The bank figure is dominated by exceptional provisions – largely arising out of losses made on debt securities placed with three Icelandic Banks and with Lehman Brothers as well as an increase in impairment provisions on the bank’s loan book. No final dividend is being paid.

Under-pressure chairman of Irish Life & Permanent plc, Gillian Bowler, defended the results as a “strong performance in a tough market”.

Bowler signalled out the performance of the life & pensions business where Irish Life and Irish Life Investment Managers both secured increased market share.

“We’ve demonstrated our ability to respond to the challenging conditions better than many of our competitors,” she said. “And while investment product sales were significantly down, sales of pension and protection products held up well.”

Bowler said the results reflected the general economic slowdown in the second half of 2008 which had impacted on both the life business and the banking business.

“The economic slowdown impacted on sales in the life business and through increasing impairments in the banking business,” sad Bowler. “However the bank remains very strong and it’s clear that because it’s a provider of personal home loans to retail customers, we’re clearly not faced with the massive impairment charges faced by many other banks.”

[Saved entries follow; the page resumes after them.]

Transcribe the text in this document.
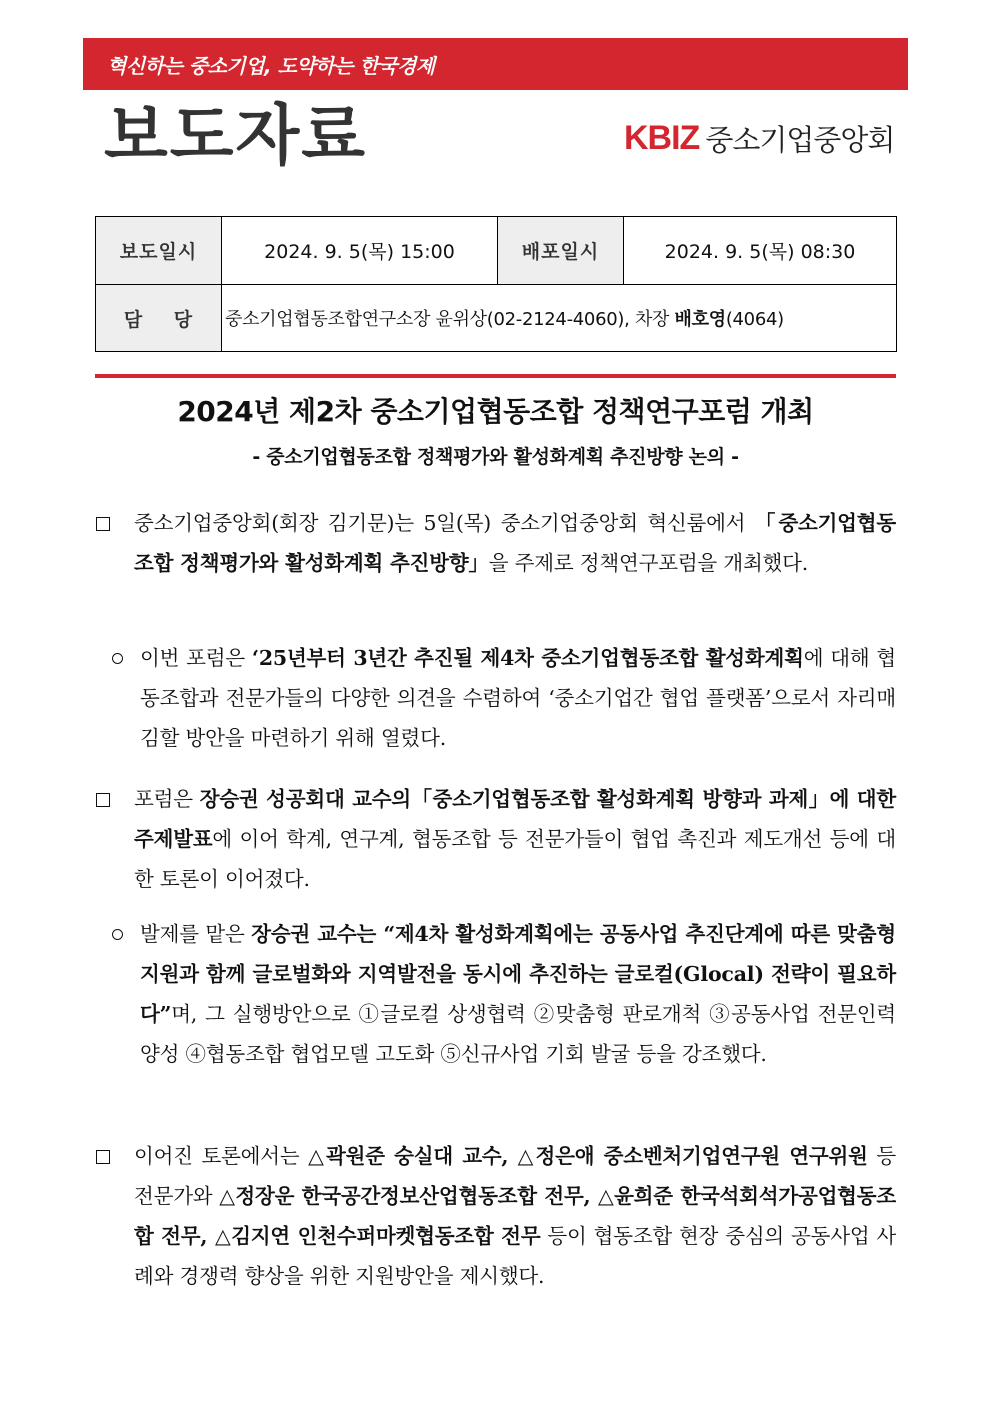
혁신하는 중소기업, 도약하는 한국경제
보도자료	KBIZ 중소기업중앙회
보도일시	2024. 9. 5(목) 15:00	배포일시	2024. 9. 5(목) 08:30
담    당	중소기업협동조합연구소장 윤위상(02-2124-4060), 차장 배호영(4064)		
2024년 제2차 중소기업협동조합 정책연구포럼 개최
- 중소기업협동조합 정책평가와 활성화계획 추진방향 논의 -
중소기업중앙회(회장 김기문)는 5일(목) 중소기업중앙회 혁신룸에서 「중소기업협동조합 정책평가와 활성화계획 추진방향」을 주제로 정책연구포럼을 개최했다.
이번 포럼은 ‘25년부터 3년간 추진될 제4차 중소기업협동조합 활성화계획에 대해 협동조합과 전문가들의 다양한 의견을 수렴하여 ‘중소기업간 협업 플랫폼’으로서 자리매김할 방안을 마련하기 위해 열렸다.
포럼은 장승권 성공회대 교수의「중소기업협동조합 활성화계획 방향과 과제」에 대한 주제발표에 이어 학계, 연구계, 협동조합 등 전문가들이 협업 촉진과 제도개선 등에 대한 토론이 이어졌다.
발제를 맡은 장승권 교수는 “제4차 활성화계획에는 공동사업 추진단계에 따른 맞춤형 지원과 함께 글로벌화와 지역발전을 동시에 추진하는 글로컬(Glocal) 전략이 필요하다”며, 그 실행방안으로 ①글로컬 상생협력 ②맞춤형 판로개척 ③공동사업 전문인력 양성 ④협동조합 협업모델 고도화 ⑤신규사업 기회 발굴 등을 강조했다.
이어진 토론에서는 △곽원준 숭실대 교수, △정은애 중소벤처기업연구원 연구위원 등 전문가와 △정장운 한국공간정보산업협동조합 전무, △윤희준 한국석회석가공업협동조합 전무, △김지연 인천수퍼마켓협동조합 전무 등이 협동조합 현장 중심의 공동사업 사례와 경쟁력 향상을 위한 지원방안을 제시했다.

Speaking on the profit-after-tax figure, Bowler said that it was shaped by the economic impact of collapsing investment markets last year on the embedded value of the life & pensions business and because the bank had made a number of exceptional provisions to cover, for example, debt securities with Lehman Brothers which it still hopes to recover and with three Icelandic Banks held as part of the Bank’s normal treasury management programme.